В эту минуту по дорожке мимо нас прошли два студента, и Скэффингтону пришлось замолчать. Он покраснел и насупился; когда он снова заговорил, ярость его не улеглась, а, казалось, наоборот – взыграла с новой силой.
– Гнусная история! – сказал он. – Даже из красных не каждый пошел бы на такую штуку.
– А при чем, собственно, тут красные? – спросил я. Но мое хладнокровие, обычно благотворно действовавшее на Скэффингтона, на этот раз возымело отрицательное действие.
– Если бы у этого человека были какие-то моральные устои, – резко заговорил он, – если бы у него была вера или хоть какие-нибудь принципы, как у вас с Мартином, он мог бы пойти на многое, но не на это.
Я заметил, что младшее поколение колледжских ученых с такой скоростью движется вправо, что пережитки, вроде меня, окажутся здесь скоро совсем не у места. Скэффингтон выслушал это без улыбки. Он был ревностным католиком, по-моему, еще более набожным, чем Том Орбэлл, с той лишь разницей, что он не имел привычки выставлять напоказ свою религиозность. Кроме того, он был тори, так же как и Том Орбэлл. Надо сказать, что моя шпилька попала почти в самую точку. Большинство молодых членов – во всяком случае, те из них, которые вообще задумывались над вопросами политики, – были консерваторами. За обедом разговор часто вертелся вокруг воскрешенных Томом и его приятелями апологетов реакции, вроде де Мэстра и Бональда. Все это мало задевало меня, но меня задел тон, каким Скэффингтон отозвался о политических взглядах Говарда.

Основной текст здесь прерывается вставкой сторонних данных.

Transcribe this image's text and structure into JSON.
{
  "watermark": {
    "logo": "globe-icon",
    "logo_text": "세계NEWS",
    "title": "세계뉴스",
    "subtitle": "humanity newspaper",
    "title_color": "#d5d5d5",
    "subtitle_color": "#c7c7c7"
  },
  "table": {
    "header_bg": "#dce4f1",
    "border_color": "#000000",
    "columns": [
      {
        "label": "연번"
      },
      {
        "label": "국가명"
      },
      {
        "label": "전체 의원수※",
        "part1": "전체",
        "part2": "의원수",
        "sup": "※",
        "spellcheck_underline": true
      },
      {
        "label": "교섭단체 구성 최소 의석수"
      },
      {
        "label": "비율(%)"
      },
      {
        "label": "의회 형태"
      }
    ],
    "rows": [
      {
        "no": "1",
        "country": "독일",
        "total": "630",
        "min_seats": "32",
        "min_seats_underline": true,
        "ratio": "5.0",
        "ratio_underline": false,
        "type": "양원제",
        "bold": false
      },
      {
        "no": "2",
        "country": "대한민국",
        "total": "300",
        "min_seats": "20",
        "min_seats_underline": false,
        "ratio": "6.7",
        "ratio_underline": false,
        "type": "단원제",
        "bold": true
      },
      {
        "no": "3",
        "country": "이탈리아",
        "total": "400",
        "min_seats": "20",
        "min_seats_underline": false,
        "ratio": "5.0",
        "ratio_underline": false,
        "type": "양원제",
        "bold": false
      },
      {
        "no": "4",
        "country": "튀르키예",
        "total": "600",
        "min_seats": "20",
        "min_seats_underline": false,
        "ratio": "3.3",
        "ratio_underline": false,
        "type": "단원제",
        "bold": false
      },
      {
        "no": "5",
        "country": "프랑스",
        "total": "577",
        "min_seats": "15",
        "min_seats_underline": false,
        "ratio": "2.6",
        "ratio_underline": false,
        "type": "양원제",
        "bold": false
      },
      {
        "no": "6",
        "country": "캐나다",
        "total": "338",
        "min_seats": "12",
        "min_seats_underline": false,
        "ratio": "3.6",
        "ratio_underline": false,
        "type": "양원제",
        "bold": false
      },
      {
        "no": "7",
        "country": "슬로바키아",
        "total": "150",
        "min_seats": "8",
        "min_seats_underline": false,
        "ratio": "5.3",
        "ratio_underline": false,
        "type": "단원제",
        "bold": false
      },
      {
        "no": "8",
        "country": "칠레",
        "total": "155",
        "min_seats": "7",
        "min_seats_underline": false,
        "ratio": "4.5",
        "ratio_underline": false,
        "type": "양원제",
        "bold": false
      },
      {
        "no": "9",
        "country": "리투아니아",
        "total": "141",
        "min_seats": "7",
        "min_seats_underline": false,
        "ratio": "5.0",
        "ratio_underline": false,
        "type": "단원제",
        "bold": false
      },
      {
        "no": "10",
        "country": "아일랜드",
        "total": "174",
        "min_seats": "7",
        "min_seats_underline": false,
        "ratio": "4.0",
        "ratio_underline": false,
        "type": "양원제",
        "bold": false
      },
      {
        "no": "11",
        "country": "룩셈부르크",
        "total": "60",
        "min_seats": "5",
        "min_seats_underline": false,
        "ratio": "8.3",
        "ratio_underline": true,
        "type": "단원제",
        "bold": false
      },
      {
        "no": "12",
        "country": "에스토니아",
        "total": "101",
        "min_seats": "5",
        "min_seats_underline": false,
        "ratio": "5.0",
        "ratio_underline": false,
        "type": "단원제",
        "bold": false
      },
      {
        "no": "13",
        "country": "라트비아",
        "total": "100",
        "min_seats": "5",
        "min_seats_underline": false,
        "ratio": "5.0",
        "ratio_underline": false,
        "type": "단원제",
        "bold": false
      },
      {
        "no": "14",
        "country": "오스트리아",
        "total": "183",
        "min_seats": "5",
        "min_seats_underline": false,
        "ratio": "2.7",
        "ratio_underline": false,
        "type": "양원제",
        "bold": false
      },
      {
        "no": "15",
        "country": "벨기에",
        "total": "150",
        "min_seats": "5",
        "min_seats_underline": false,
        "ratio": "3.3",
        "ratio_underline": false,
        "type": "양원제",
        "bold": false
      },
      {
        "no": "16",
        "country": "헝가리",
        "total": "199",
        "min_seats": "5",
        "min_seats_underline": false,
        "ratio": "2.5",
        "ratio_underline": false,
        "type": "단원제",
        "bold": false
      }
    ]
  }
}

И все же, слушая дальнейшее пояснение Мартина, я не мог не подумать, что, пожалуй, трудно было бы проявить большую тщательность при разборе этого подлога. Когда Говард сделал свое обвинительно-оправдательное заявление, старейшины, несмотря на то что трудно было представить себе более нелепое измышление, настояли на дальнейшем разборе дела, как будто возможность подлога со стороны Пелэрета была допустима. Душеприказчиков старика попросили передать в колледж его черновики – просьба совершенно законная, поскольку все свое имущество он завещал колледжу. Он, между прочим, оставил тридцать пять тысяч фунтов, и Найтингэйл хотел вложить эти деньги в строительный фонд, назвав его именем Пелэрета.
– Для семьи это было настоящей оплеухой, – сказал Скэффингтон. Тут обнаружился неизвестный мне прежде факт – его жена оказалась племянницей Пелэрета.
Тетради, научные труды, разрозненные записи результатов произведенных опытов поступали в канцелярию колледжа пачками и, после того как Найтингэйл и Скэффингтон внимательно просматривал их, складывались в архив. Если бы утверждение Говарда имело под собой хоть какую-то почву, признаки сфабрикованных данных обязательно проскользнули бы в какой-нибудь из последних тетрадей – в этом не сомневался никто из ученых. Признаков таких обнаружено не было. Не только Скэффингтон и Найтингэйл, но и Фрэнсис Гетлиф с Мартином и другие ученые, работавшие над аналогичными проблемами, просматривали эти тетради. Все дифракционные фотографии старика, сделанные им самим или его ближайшими сотрудниками, изучались миллиметр за миллиметром.